Budhi Haryanto, seorang penemu, selama sepuluh tahun berkutat dengan teknologi ini. Putra Solo yang sempat “bertapa” di Seatle Amerika Serikat ini berhasil menemukan teknologi yang ia butuhkan untuk membuat embun dari udara Indonesia.
Lima tahun yang lalu ia ditemui oleh Bill Clinton di Hongkong. Berita itu menggemparkan Amerika Serikat. Tetapi oleh komedian TV Jay Leno dijadikan bahan lawakan. Leno masih berpikir Budhi mengumpulkan embun dari satu daun ke daun lainnya, bukan teknologi. Padahal bukan seperti itu.
Beberapa hari lalu saya mengunjungi pabrik air minumnya di daerah pinggiran yang sejuk tak jauh dari Jakarta. Sebuah alat seukuran Container besar bekerja 24 jam menarik udara segar yang dikondensasi menjadi embun. Kantornya sejuk, ditiup udara yang sudah ia bersihkan.
Melalui uji coba bertahun-tahun ia berhasil membuat embun dalam skala medium yang ramah lingkungan. Pabrik perdananya bisa menghasilkan 20 ribu liter air embun sehari. Embun-embun itu ia uji di laboratorium Departemen Kesehatan dan uji teknis di lab RS Dr. Soetomo Surabaya.
Kitab suci tidak berbohong: Air-air embun itu punya khasiat besar menggelontorkan kolesterol jahat. Bahkan dalam banyak kasus menyembuhkan sejumlah penyakit seperti auto imun.
Dari sebuah lab di Amerika Serikat ia juga mendapatkan jawaban yang mencengangkan. Air ini bebas mineral logam-logam unorganic. Itu sebabnya air Purence yang didapat dari embun itu selama beberapa tahun ini diterima oleh Kedubes Amerika Serikat di Jakarta.
Kemarin dalam peringatan 4th of July (Kemerdekaan Amerika Serikat) saya menyaksikan Purence sebagai satu-satunya merek lokal yang menjadi sponsor hidangan di rumah duta besar Amerika Serikat. Berjaya di antara merek-merek global dari Amerika Serikat (Strarbucks, Coke, Chilis, KFC dll), Indonesia harus bangga bahwa teknologinya terbilang maju.
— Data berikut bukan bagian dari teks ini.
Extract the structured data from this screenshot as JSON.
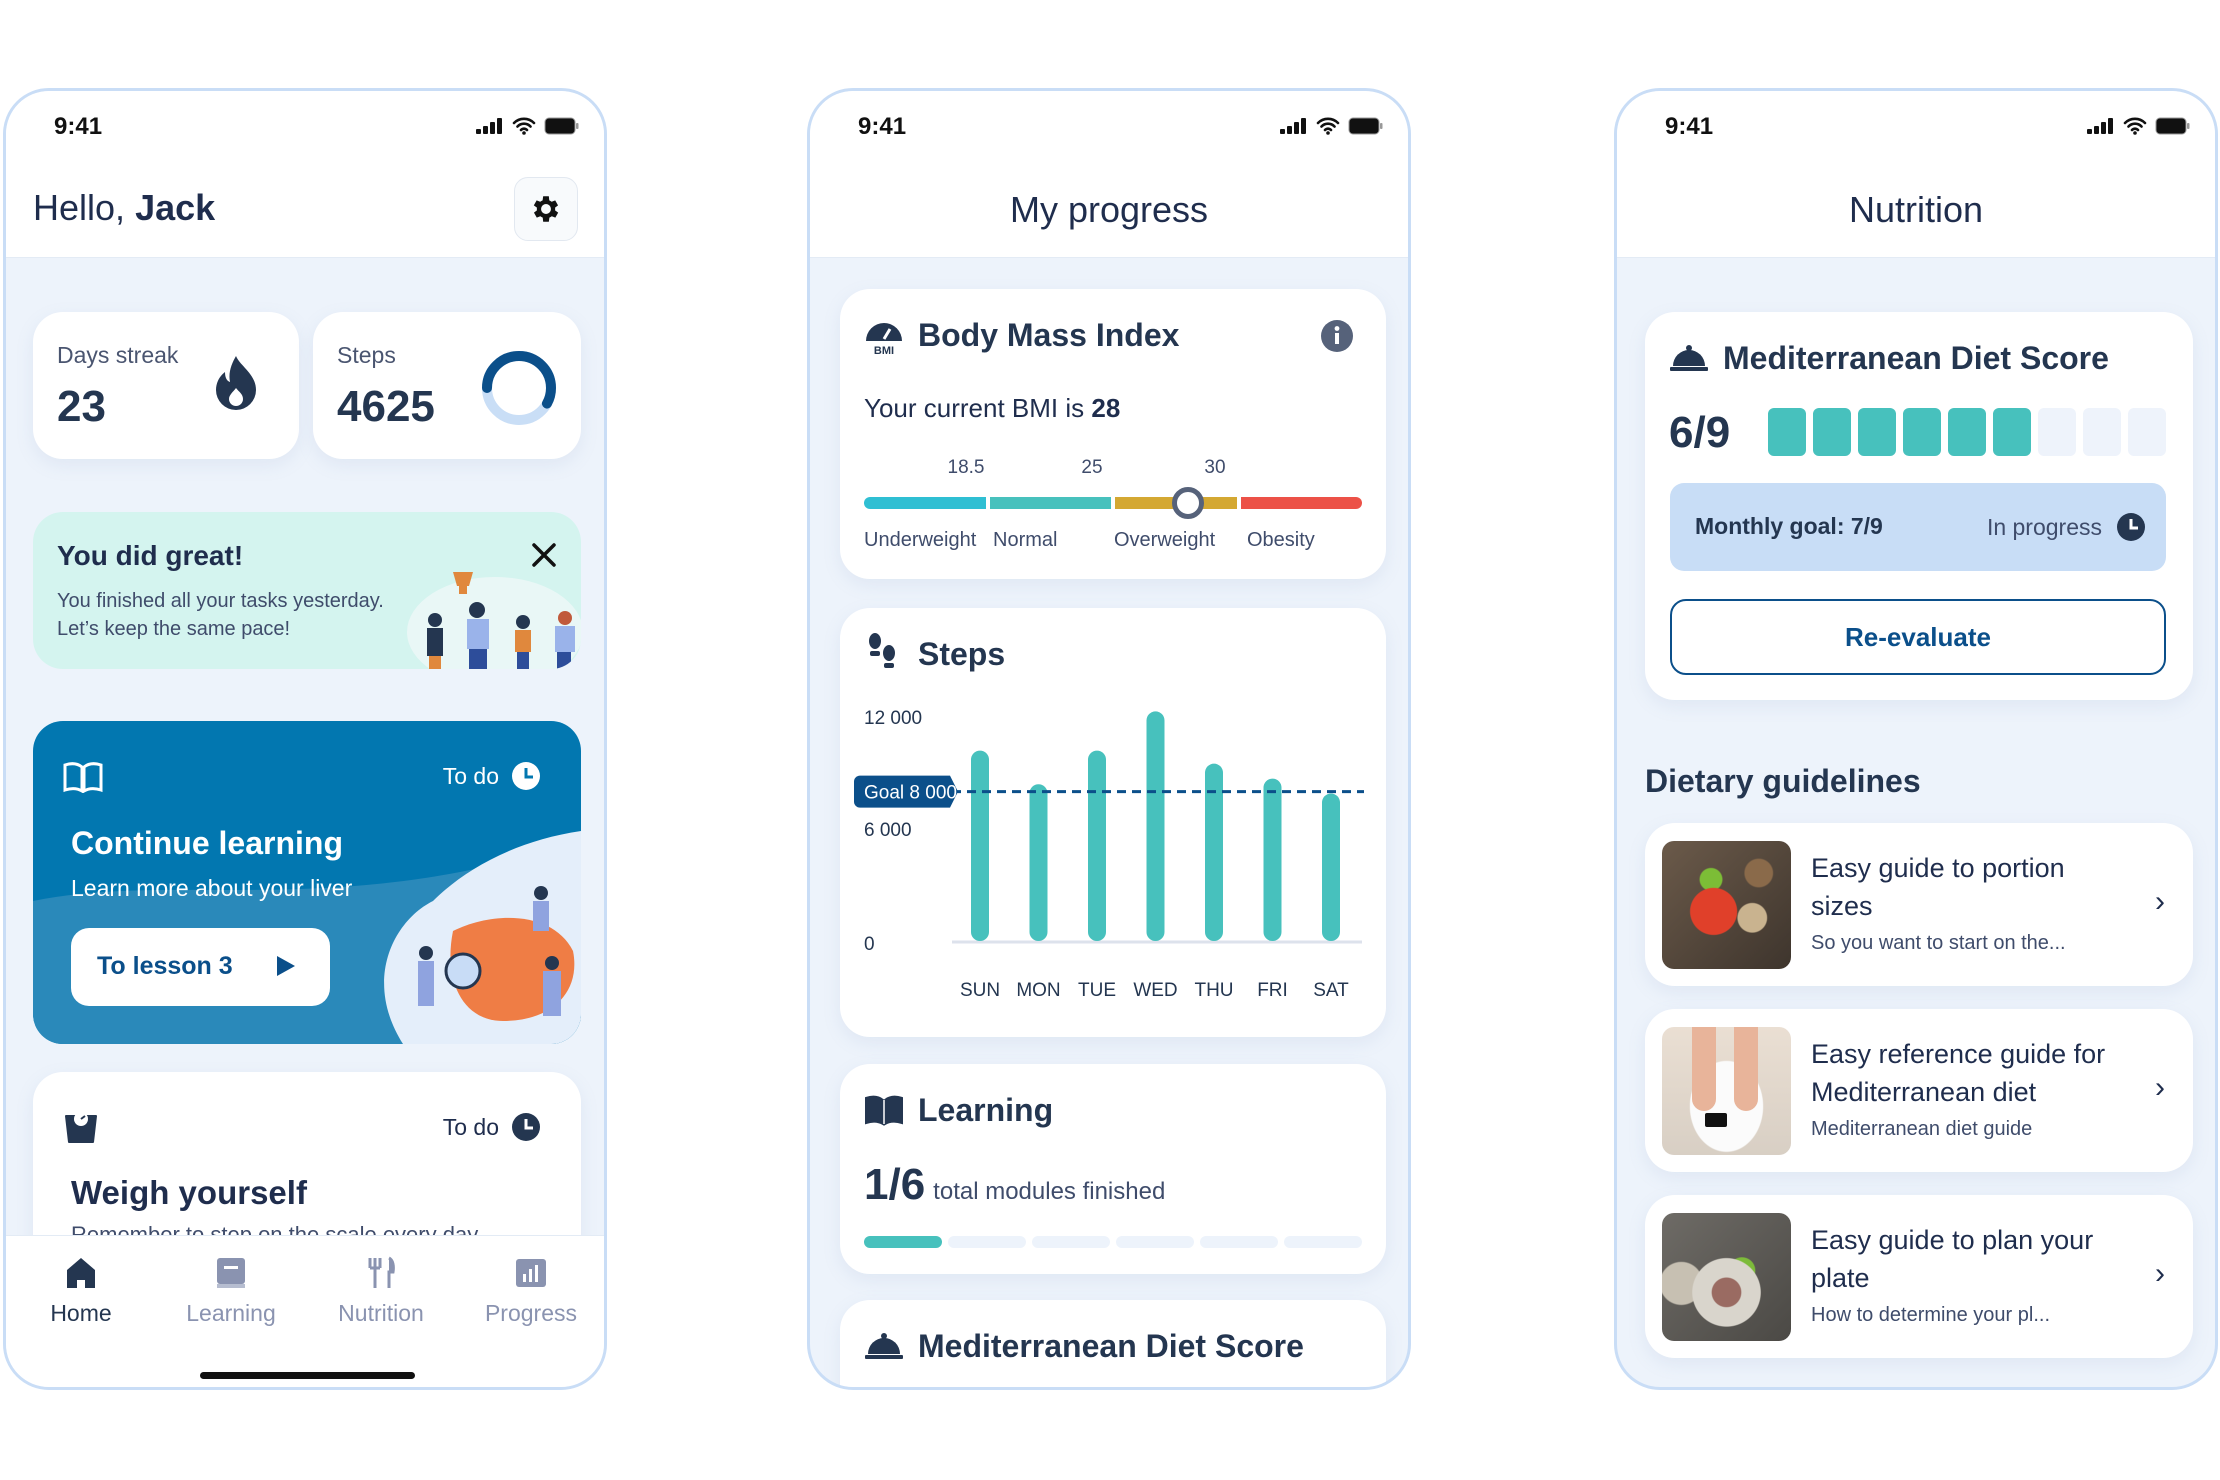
{
  "status_bar": {
    "time": "9:41"
  },
  "colors": {
    "primary": "#0b4f8a",
    "teal": "#47c1bd",
    "navy": "#243650",
    "learning_card": "#0277b0",
    "banner": "#d4f4ef"
  },
  "home": {
    "greeting": "Hello,",
    "name": "Jack",
    "settings_icon": "gear-icon",
    "streak": {
      "label": "Days streak",
      "value": "23",
      "icon": "flame-icon"
    },
    "steps": {
      "label": "Steps",
      "value": "4625",
      "progress": 0.58
    },
    "banner": {
      "title": "You did great!",
      "line1": "You finished all your tasks yesterday.",
      "line2": "Let’s keep the same pace!"
    },
    "learning_card": {
      "status": "To do",
      "title": "Continue learning",
      "subtitle": "Learn more about your liver",
      "button": "To lesson 3"
    },
    "weigh_card": {
      "status": "To do",
      "title": "Weigh yourself",
      "subtitle": "Remember to step on the scale every day"
    },
    "nav": [
      {
        "label": "Home",
        "icon": "home-icon",
        "active": true
      },
      {
        "label": "Learning",
        "icon": "book-icon"
      },
      {
        "label": "Nutrition",
        "icon": "fork-knife-icon"
      },
      {
        "label": "Progress",
        "icon": "chart-icon"
      }
    ]
  },
  "progress": {
    "title": "My progress",
    "bmi": {
      "title": "Body Mass Index",
      "current_prefix": "Your current BMI is",
      "current_value": "28",
      "value": 28,
      "thresholds": [
        "18.5",
        "25",
        "30"
      ],
      "categories": [
        "Underweight",
        "Normal",
        "Overweight",
        "Obesity"
      ],
      "category_colors": [
        "#2fbfd3",
        "#47c1bd",
        "#d4a832",
        "#ec5147"
      ]
    },
    "steps_title": "Steps",
    "learning": {
      "title": "Learning",
      "count": "1/6",
      "label": "total modules finished",
      "completed": 1,
      "total": 6
    },
    "diet_title": "Mediterranean Diet Score"
  },
  "chart_data": {
    "type": "bar",
    "title": "Steps",
    "categories": [
      "SUN",
      "MON",
      "TUE",
      "WED",
      "THU",
      "FRI",
      "SAT"
    ],
    "values": [
      10200,
      8400,
      10200,
      12300,
      9500,
      8700,
      7900
    ],
    "yticks": [
      0,
      6000,
      12000
    ],
    "ytick_labels": [
      "0",
      "6 000",
      "12 000"
    ],
    "ylim": [
      0,
      12000
    ],
    "goal": {
      "label": "Goal 8 000",
      "value": 8000
    },
    "bar_color": "#47c1bd",
    "grid": false
  },
  "nutrition": {
    "title": "Nutrition",
    "score": {
      "title": "Mediterranean Diet Score",
      "value_label": "6/9",
      "value": 6,
      "max": 9,
      "goal_label": "Monthly goal: 7/9",
      "goal_status": "In progress",
      "button": "Re-evaluate"
    },
    "guidelines_title": "Dietary guidelines",
    "guidelines": [
      {
        "title": "Easy guide to portion sizes",
        "subtitle": "So you want to start on the..."
      },
      {
        "title": "Easy reference guide for Mediterranean diet",
        "subtitle": "Mediterranean diet guide"
      },
      {
        "title": "Easy guide to plan your plate",
        "subtitle": "How to determine your pl..."
      }
    ]
  }
}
Saya pikir ada baiknya pemerintah memanfaatkan teknologi ini untuk membantu para pengungsi korban gempa. Pemda DKI yang menghadapi masalah merosotnya dasar tanah di Jakarta perlu mengkajinya.
Demikian pula pusat-pusat hiburan seperti Taman Impian Jaya Ancol bisa membuat air sendiri. Ini peluang besar bagi Indonesia untuk menyelamatkan lingkungan, sekaligus menyelamatkan kesehatan the next generation. Banggalah menjadi Indonesia.